Well, OK, there are a couple of "quivocals" in the new, 5-year Basic Agreement that guarantees the Pastime will be played without disruption through the 2016 season.

But you give a little and take a little. In this case, the players gave up their resistance to testing for human-growth hormone-related PEDs. Blood testing will commence Opening Day. Bodog.com already is posting odds on whether the first player nailed will be a pitcher, outfielder or infielder, a superstar or journeyman, and how deep into the season a positive test will turn up.

The players won increases in the minimum salary that will max in yearly increments beyond $500,000 from the current $440K. But they gave up major concessions in the way MLB's out-of-control compensation for high draft picks is structured. If you're a Division I college coach, you probably danced a little jig next to your desk when the tentative BA agreement was announced.

Let's take the case of 2008 Phillies first-rounder Anthony Hewitt. There was a sharp division among scouts on the Brooklyn teenager's upside. If you went by the raw power he displayed against batting-practice speed pitches, he had a higher ceiling than the national debt.

But if you were suspicious of his numbers at preppy Salisbury School in Connecticut, then factored in his inability to get game-speed pitching out of the batting cage, his lack of a defined position and raw baseball IQ, you were projecting major bust potential.
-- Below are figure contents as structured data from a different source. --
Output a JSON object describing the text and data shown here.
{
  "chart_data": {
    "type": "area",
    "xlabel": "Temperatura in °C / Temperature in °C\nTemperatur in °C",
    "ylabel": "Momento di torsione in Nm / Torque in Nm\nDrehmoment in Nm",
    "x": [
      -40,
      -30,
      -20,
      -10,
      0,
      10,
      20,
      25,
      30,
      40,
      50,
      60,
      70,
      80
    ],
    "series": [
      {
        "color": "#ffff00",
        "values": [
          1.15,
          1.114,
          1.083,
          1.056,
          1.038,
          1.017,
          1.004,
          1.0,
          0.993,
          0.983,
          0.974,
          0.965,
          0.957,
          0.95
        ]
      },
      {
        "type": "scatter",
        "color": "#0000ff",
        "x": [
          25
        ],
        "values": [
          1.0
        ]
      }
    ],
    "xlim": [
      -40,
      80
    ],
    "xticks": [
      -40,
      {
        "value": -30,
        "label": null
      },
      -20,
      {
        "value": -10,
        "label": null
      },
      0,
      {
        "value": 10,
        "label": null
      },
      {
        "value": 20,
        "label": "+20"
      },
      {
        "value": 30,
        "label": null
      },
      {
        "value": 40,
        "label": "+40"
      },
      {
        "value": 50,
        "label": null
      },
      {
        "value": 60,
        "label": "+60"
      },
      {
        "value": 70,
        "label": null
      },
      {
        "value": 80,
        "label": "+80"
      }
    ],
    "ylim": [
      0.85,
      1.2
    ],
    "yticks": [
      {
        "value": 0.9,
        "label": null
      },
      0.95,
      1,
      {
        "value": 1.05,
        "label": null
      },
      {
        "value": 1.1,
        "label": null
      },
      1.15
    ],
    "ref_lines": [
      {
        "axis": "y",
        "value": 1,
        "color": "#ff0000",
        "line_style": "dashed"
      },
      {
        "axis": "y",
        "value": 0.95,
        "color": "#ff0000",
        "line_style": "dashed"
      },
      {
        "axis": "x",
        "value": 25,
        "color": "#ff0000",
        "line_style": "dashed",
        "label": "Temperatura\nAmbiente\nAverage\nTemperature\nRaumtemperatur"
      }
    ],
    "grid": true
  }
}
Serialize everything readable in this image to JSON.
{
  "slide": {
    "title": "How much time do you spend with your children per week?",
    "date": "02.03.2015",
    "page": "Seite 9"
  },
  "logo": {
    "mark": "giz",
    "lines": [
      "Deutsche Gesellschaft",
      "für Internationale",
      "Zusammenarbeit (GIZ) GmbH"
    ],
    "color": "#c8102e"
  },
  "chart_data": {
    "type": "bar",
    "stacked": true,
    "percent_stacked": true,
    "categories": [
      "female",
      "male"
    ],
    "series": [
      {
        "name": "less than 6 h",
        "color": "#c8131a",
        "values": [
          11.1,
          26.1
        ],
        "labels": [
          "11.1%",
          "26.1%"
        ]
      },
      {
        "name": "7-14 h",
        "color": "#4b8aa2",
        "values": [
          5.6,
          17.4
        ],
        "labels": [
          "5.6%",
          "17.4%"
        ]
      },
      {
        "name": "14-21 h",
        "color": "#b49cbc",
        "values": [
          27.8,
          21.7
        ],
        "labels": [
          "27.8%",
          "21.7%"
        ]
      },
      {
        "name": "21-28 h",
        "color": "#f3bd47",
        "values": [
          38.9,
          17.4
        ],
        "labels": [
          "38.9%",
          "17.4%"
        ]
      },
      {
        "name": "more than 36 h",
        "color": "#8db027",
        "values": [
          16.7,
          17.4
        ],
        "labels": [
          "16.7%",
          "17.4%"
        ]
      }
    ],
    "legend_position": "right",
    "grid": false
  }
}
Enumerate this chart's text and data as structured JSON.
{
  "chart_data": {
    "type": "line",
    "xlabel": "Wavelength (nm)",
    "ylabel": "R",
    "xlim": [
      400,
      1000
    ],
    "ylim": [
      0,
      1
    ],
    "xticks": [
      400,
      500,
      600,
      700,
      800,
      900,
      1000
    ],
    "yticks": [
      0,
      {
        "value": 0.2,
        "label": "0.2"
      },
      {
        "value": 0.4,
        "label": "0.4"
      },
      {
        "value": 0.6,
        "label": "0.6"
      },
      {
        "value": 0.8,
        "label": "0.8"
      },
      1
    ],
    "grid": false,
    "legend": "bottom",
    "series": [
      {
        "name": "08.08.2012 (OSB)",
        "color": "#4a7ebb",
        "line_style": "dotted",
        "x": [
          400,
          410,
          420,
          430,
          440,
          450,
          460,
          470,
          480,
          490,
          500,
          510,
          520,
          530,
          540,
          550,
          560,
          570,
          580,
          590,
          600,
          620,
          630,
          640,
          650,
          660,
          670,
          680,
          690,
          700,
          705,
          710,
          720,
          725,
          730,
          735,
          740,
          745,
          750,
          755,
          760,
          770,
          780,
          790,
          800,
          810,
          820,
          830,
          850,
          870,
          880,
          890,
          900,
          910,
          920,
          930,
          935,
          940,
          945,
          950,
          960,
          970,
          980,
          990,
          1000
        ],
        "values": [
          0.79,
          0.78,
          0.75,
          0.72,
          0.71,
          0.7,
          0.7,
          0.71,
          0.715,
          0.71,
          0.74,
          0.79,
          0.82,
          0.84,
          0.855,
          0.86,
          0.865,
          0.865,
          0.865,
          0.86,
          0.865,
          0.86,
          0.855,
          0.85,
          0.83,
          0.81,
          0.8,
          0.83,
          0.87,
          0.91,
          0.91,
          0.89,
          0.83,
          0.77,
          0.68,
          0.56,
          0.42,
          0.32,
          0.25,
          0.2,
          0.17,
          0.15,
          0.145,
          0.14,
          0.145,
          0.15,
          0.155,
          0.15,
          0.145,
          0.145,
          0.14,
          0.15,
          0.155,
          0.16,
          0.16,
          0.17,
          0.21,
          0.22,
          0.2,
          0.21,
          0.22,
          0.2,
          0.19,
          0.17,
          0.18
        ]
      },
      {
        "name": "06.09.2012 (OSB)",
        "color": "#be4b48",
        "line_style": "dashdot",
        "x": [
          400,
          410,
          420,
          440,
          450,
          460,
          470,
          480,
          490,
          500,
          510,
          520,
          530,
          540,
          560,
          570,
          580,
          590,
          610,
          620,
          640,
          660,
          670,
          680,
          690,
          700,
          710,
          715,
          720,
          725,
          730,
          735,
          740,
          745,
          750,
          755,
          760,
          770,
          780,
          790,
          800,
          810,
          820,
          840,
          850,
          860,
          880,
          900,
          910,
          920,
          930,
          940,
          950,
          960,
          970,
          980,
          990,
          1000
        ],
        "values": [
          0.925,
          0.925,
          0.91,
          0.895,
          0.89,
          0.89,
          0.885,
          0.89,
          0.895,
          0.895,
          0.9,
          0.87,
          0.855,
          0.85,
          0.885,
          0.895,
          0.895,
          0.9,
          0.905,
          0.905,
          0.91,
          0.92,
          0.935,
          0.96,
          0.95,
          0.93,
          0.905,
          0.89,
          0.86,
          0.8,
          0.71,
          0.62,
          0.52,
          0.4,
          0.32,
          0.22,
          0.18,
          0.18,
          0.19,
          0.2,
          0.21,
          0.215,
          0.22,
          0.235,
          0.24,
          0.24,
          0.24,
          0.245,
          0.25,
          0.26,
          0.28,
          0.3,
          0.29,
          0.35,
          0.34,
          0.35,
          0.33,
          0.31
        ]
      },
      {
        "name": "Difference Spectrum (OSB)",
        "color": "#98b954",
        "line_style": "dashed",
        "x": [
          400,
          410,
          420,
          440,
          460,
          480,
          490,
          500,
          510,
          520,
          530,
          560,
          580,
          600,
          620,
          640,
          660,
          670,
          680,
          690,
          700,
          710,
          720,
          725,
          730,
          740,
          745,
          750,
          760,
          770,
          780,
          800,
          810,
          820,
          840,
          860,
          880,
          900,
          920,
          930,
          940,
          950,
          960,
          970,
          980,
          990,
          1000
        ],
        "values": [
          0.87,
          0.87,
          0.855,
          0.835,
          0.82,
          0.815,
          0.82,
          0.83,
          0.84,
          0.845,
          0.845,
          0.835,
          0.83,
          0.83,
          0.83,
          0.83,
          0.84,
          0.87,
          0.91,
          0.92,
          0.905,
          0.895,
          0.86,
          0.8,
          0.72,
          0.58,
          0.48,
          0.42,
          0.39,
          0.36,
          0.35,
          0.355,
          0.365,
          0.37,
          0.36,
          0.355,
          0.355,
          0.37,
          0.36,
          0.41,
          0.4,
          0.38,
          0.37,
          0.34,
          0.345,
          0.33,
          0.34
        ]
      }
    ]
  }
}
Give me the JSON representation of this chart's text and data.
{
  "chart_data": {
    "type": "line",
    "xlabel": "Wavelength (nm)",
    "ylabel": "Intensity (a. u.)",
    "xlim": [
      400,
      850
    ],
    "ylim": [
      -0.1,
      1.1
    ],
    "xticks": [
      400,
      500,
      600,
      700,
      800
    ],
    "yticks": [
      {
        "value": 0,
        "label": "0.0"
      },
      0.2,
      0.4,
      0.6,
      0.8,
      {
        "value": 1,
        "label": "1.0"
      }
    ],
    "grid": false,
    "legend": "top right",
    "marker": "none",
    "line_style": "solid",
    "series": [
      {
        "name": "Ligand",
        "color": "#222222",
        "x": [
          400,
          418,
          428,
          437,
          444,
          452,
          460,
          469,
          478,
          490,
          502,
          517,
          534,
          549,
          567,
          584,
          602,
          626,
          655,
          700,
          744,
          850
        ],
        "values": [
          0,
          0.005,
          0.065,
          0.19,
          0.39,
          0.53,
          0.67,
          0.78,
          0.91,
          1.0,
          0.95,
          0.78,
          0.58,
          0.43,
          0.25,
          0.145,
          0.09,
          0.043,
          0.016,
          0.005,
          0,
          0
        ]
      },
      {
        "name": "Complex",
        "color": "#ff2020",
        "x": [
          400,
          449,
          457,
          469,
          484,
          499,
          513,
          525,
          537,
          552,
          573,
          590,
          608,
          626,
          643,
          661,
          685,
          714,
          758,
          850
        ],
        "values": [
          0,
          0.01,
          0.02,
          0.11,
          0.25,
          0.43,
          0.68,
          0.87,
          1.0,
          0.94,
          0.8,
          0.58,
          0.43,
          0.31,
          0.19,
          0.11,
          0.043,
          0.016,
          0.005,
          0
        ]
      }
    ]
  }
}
Hewitt, a bright kid, had the leverage of a Vanderbilt ride. The Phillies gambled and offered his athlete's body $1.4 million to learn to play baseball. Going into his fifth season, Hewitt has yet to play beyond Class A Lakewood, which he repeated last season after a shambles of a 2010 season. Anthony strikes out once every 2.83 ABs. His career batting average is .218 with an OBP of .260 and OPS of .626.